The idea for a independent Scottish food standards operation was first mooted in 2010, when the UK Coalition Government took the decision, without consulting Scotland, to transfer responsibility for nutrition and food labelling and standards in England from the FSA to the Department of Health and the Department for Environment, Food and Rural Affairs. Scottish Public Health Minister Michael Matheson said the changes in England removed significant capacity in the FSA's functions for Scotland and needed to be addressed. The new FSS will come under his control. This is the first UK-wide national public body to form a break-away operation independent of Westminster.

In the Stage 1 Report on the Food (Scotland) Bill, Sue Davies of Which? suggested that the new responsibilities would provide an opportunity to ensure that FSS tackles issues that are specific to Scotland. In particular, she said, it could focus more on issues of diet and health than has been possible under the Food Standards Agency.

Most respondents agreed with the rationale for creating the new body: that Scotland had unique circumstances related to diet and food-borne illnesses, that changes made in the UK had made it necessary, and that there was a need to have a single body responsible in Scotland for the whole range of food-related policies.
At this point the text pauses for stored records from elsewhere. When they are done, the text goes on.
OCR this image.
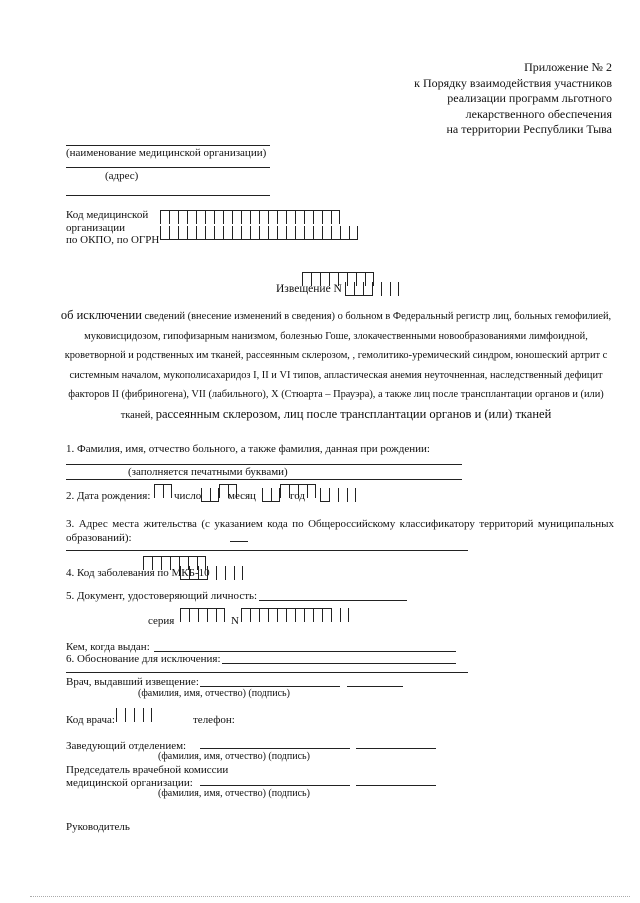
Приложение № 2
к Порядку взаимодействия участников
реализации программ льготного
лекарственного обеспечения
на территории Республики Тыва
(наименование медицинской организации)
(адрес)
Код медицинской
организации
по ОКПО, по ОГРН
Извещение N
об исключении сведений (внесение изменений в сведения) о больном в Федеральный регистр лиц, больных гемофилией, муковисцидозом, гипофизарным нанизмом, болезнью Гоше, злокачественными новообразованиями лимфоидной, кроветворной и родственных им тканей, рассеянным склерозом, , гемолитико-уремический синдром, юношеский артрит с системным началом, мукополисахаридоз I, II и VI типов, апластическая анемия неуточненная, наследственный дефицит факторов II (фибриногена), VII (лабильного), X (Стюарта – Прауэра), а также лиц после трансплантации органов и (или) тканей, рассеянным склерозом, лиц после трансплантации органов и (или) тканей
1. Фамилия, имя, отчество больного, а также фамилия, данная при рождении:
(заполняется печатными буквами)
2. Дата рождения: число месяц	год
3. Адрес места жительства (с указанием кода по Общероссийскому классификатору территорий муниципальных образований):
4. Код заболевания по МКБ-10
5. Документ, удостоверяющий личность:
серия	N
Кем, когда выдан:
6. Обоснование для исключения:
Врач, выдавший извещение:
(фамилия, имя, отчество) (подпись)
Код врача:	телефон:
Заведующий отделением:
(фамилия, имя, отчество) (подпись)
Председатель врачебной комиссии
медицинской организации:
(фамилия, имя, отчество) (подпись)
Руководитель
Some of those representing the food and retail industries opposed the creation of the FSS and preferred the status quo. The Scottish Retail Consortium, for example, was concerned that a move from having a single body that does everything across a single market might lead to resources and expertise being denuded. Others did not question the creation of the new food body, but sought assurances about its working practices.

The FSS promises to be more responsive and accountable - welcome news after the recent E.coli outbreak at the Glasgow Hydro, for example.

When it does get the bit between its teeth, it needs to be alert to new challenges of the global food chain, new germs borne of climate change, illegal practices, and GM foods.